The general elections that will take place in Poland on 25 October are set to be a showdown between the ruling Civic Platform (PO) party and the opposition Law and Justice (PiS) party. Following the surprise victory of PiS’ candidate Andrzej Duda in the presidential elections that took place on 10 and 24 May, polls have consistently given a small lead to PiS in the general elections, suggesting that a major shift in Poland’s political landscape might be taking shape. The PO has been comfortably ruling the country since 2007 yet this is expected to be a close call and polls failed to predict the victory of Duda in the previous elections.

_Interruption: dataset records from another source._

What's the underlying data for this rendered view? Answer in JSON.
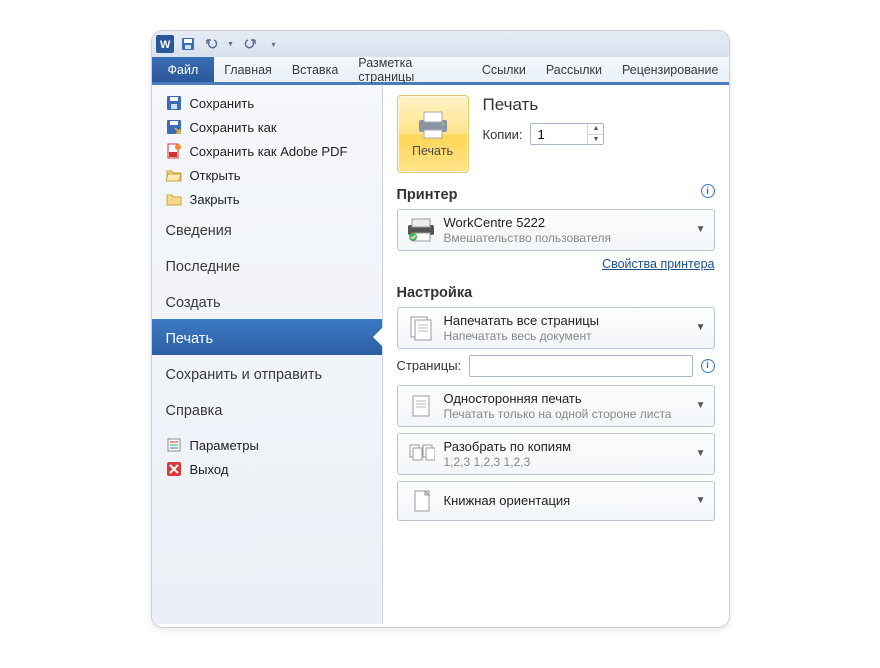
{
  "ribbon": {
    "file": "Файл",
    "tabs": [
      "Главная",
      "Вставка",
      "Разметка страницы",
      "Ссылки",
      "Рассылки",
      "Рецензирование"
    ]
  },
  "backstage": {
    "quick": [
      {
        "icon": "save",
        "label": "Сохранить"
      },
      {
        "icon": "saveas",
        "label": "Сохранить как"
      },
      {
        "icon": "pdf",
        "label": "Сохранить как Adobe PDF"
      },
      {
        "icon": "open",
        "label": "Открыть"
      },
      {
        "icon": "close",
        "label": "Закрыть"
      }
    ],
    "sections": [
      "Сведения",
      "Последние",
      "Создать",
      "Печать",
      "Сохранить и отправить",
      "Справка"
    ],
    "active": "Печать",
    "bottom": [
      {
        "icon": "options",
        "label": "Параметры"
      },
      {
        "icon": "exit",
        "label": "Выход"
      }
    ]
  },
  "print": {
    "title": "Печать",
    "button": "Печать",
    "copies_label": "Копии:",
    "copies_value": "1",
    "printer_section": "Принтер",
    "printer_name": "WorkCentre 5222",
    "printer_status": "Вмешательство пользователя",
    "printer_props": "Свойства принтера",
    "settings_section": "Настройка",
    "pages_label": "Страницы:",
    "pages_value": "",
    "opts": [
      {
        "t1": "Напечатать все страницы",
        "t2": "Напечатать весь документ",
        "icon": "pages"
      },
      {
        "t1": "Односторонняя печать",
        "t2": "Печатать только на одной стороне листа",
        "icon": "oneside"
      },
      {
        "t1": "Разобрать по копиям",
        "t2": "1,2,3    1,2,3    1,2,3",
        "icon": "collate"
      },
      {
        "t1": "Книжная ориентация",
        "t2": "",
        "icon": "portrait"
      }
    ]
  }
}
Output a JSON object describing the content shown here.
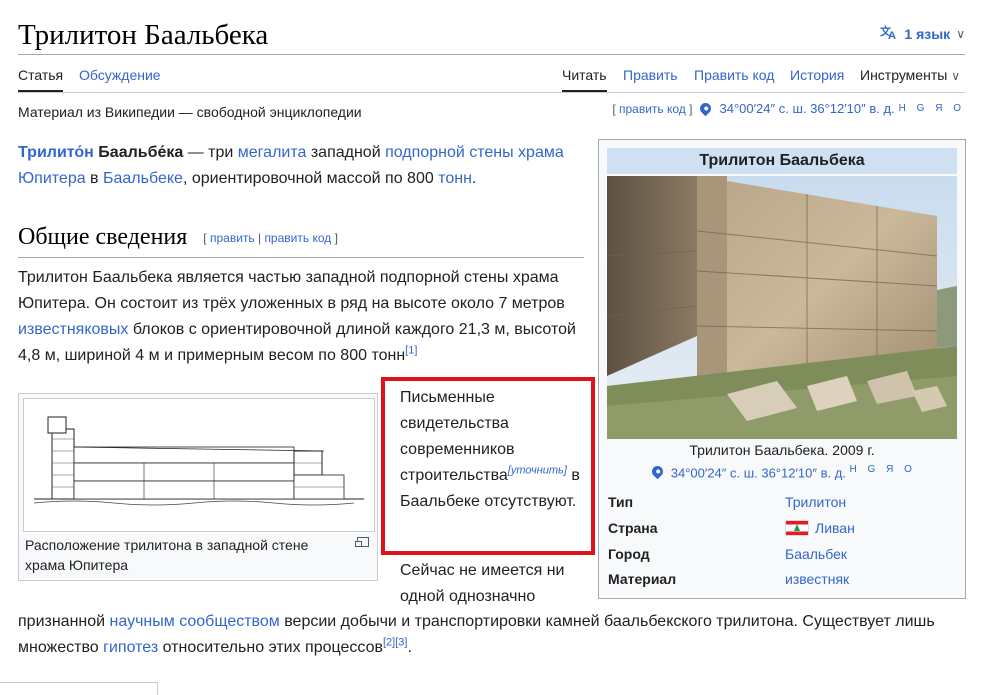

The PiS, as opposed to the PO, which is a pro-European and center-right party, has a strongly a nationalist and slightly eurosceptic ideology. The PiS has campaigned heavily on nationalist policies, including increasing taxes on foreign retail chains, protecting industries that are threatened by international competition and increasing the tax burden on the banking sector. It proposes increasing subsidies for those with children and lowering the retirement age. Such measures, which have not been accompanied by clearly-defined revenue-generating arrangements, threaten to widen the budget deficit.

A victory of the PiS would likely cause bond yields to increase right away and would also devalue the zloty as markets fear the negative impact of the party’s nationalist and, to a certain extent, populist policies. In the medium-term, banking and retail taxes could drag on growth due to a loss of international attractiveness. In addition, reducing the retirement age would further diminish the labor force in an already-aging population. However, it remains to be seen how far the new government would go in actually carrying out its electoral promises.

The Central Bank expects GDP to expand 3.6% in 2015 and 3.4% in 2016. FocusEconomics Consensus Forecast panelists expect that the economy will expand 3.5% in 2015, which is down 0.1 percentage points from last month’s forecast. For 2016, panelists foresee the economy growing 3.6%.